ARTICLE 17 FORCE MAJEURE
Calypte and DISTRIBUTOR will be excused from failure to perform under this Agreement and will not be liable in any way for any loss if such failure is due to causes beyond the reasonable control of either party, including but not
limited to, natural disasters such as earthquakes or floods, fires, riots, strikes and other labor disputes, war conditions, shortage of raw materials or government action for the period any such conditions exist.
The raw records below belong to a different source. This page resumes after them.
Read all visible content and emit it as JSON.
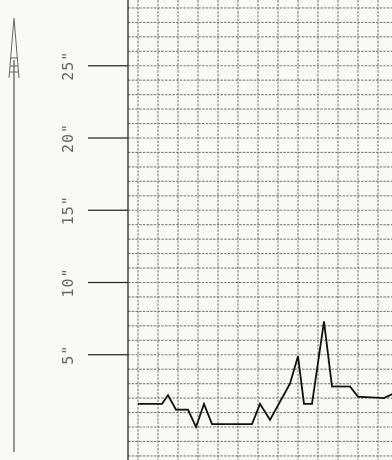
{
  "chart_data": {
    "type": "line",
    "y_tick_labels": [
      "5\"",
      "10\"",
      "15\"",
      "20\"",
      "25\""
    ],
    "y_tick_values": [
      5,
      10,
      15,
      20,
      25
    ],
    "ylim": [
      0,
      27
    ],
    "grid": true,
    "xlim": [
      0,
      17.5
    ],
    "series": [
      {
        "values": [
          {
            "x": 0,
            "y": 1.6
          },
          {
            "x": 1.2,
            "y": 1.6
          },
          {
            "x": 1.5,
            "y": 2.2
          },
          {
            "x": 1.9,
            "y": 1.2
          },
          {
            "x": 2.5,
            "y": 1.2
          },
          {
            "x": 2.9,
            "y": 0
          },
          {
            "x": 3.3,
            "y": 1.6
          },
          {
            "x": 3.7,
            "y": 0.2
          },
          {
            "x": 5.7,
            "y": 0.2
          },
          {
            "x": 6.1,
            "y": 1.6
          },
          {
            "x": 6.6,
            "y": 0.5
          },
          {
            "x": 7.6,
            "y": 3.0
          },
          {
            "x": 8.0,
            "y": 4.9
          },
          {
            "x": 8.3,
            "y": 1.6
          },
          {
            "x": 8.7,
            "y": 1.6
          },
          {
            "x": 9.3,
            "y": 7.3
          },
          {
            "x": 9.7,
            "y": 2.8
          },
          {
            "x": 10.6,
            "y": 2.8
          },
          {
            "x": 11.0,
            "y": 2.1
          },
          {
            "x": 12.3,
            "y": 2.0
          },
          {
            "x": 12.9,
            "y": 2.4
          },
          {
            "x": 13.4,
            "y": 3.0
          }
        ]
      }
    ]
  }
}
[*] Certain information in this exhibit has been omitted and filed separately with the Commission. Confidential treatment has been requested with
respect to the omitted portions.
15
ARTICLE 18 HEADINGS
The headings used herein are for convenience only and in no way affect the liabilities, obligations, or
responsibilities of the parties hereto.
IN WITNESS WHEREOF, the parties hereto have executed
this Agreement.
CALYPTE BIOMEDICAL CORPORATION
By: /s/ Xxxxx X. Xxxx
Title: President and CEO
Date: September 12, 2002
Xxxxx Xxxx Pute Biomedical Co.
By: /s/ Xx Xxxx
Title: President
Date: September 19, 2002
[*] Certain information in this exhibit has
been omitted and filed separately with the Commission. Confidential treatment has been requested with respect to the omitted portions.
16
SCHEDULE 1 – PRODUCTS
Calypte HIV-1 Urine EIA Test Kit An enzyme immunoassay in microwell format for the detection of antibodies to HIV-1 in urine.
Cat. No. 700010 |
480 tests | |
Cat. No. 700011 |
192 tests |
Cambridge Biotech HIV-1 Serum Western Blot Test Kit. A Western Blot supplemental
immunoassay for the analysis of serum or plasma samples that are repeatedly reactive on a serum or plasma HIV-1 EIA. Cat. No. 98002 27 tests
Cambridge Biotech HIV-1 Urine Western Blot Test Kit. A Western Blot supplemental immunoassay for the analysis of urine samples that are repeatedly reactive on the Calypte HIV-1 Urine EIA. Cat. No.
98076 27 tests
SCHEDULE 2 – PRICE
[*]
SCHEDULE 3 – MINIMA
[*]
[*]
Certain information in this exhibit has been omitted and filed separately with the Commission. Confidential treatment has been requested with respect to the omitted portions.
17
SCHEDULE 4 – TRADEMARKS
Calypte name and corporate logo
Calypte
hummingbird logo
Sentinel tradename
Cambridge Biotech name and corporate logo
SCHEDULE 5 – TERRITORY
Any Field of Use operated by the military forces of People’s Republic of China, plus any Field of Use in the following provinces: Beijing, Shanghai,
Jiangsu, Zhejiang, Hubei, Hebei, Henan, Shanxi, Shaanxi, Nei Mongol, Liaoning, Sichuan, Shandong, Guangdong, Helongjiang, Anhui, Guanggong, Fujian, and Tianjinwith the exception of the Drug Rehabilitation / Criminal Justice Field of Use.
SCHEDULE 6 – SALES TARGETS WITHIN THE TERRITORY
[*]
[*] Certain information in this exhibit has been
omitted and filed separately with the Commission. Confidential treatment has been requested with respect to the omitted portions.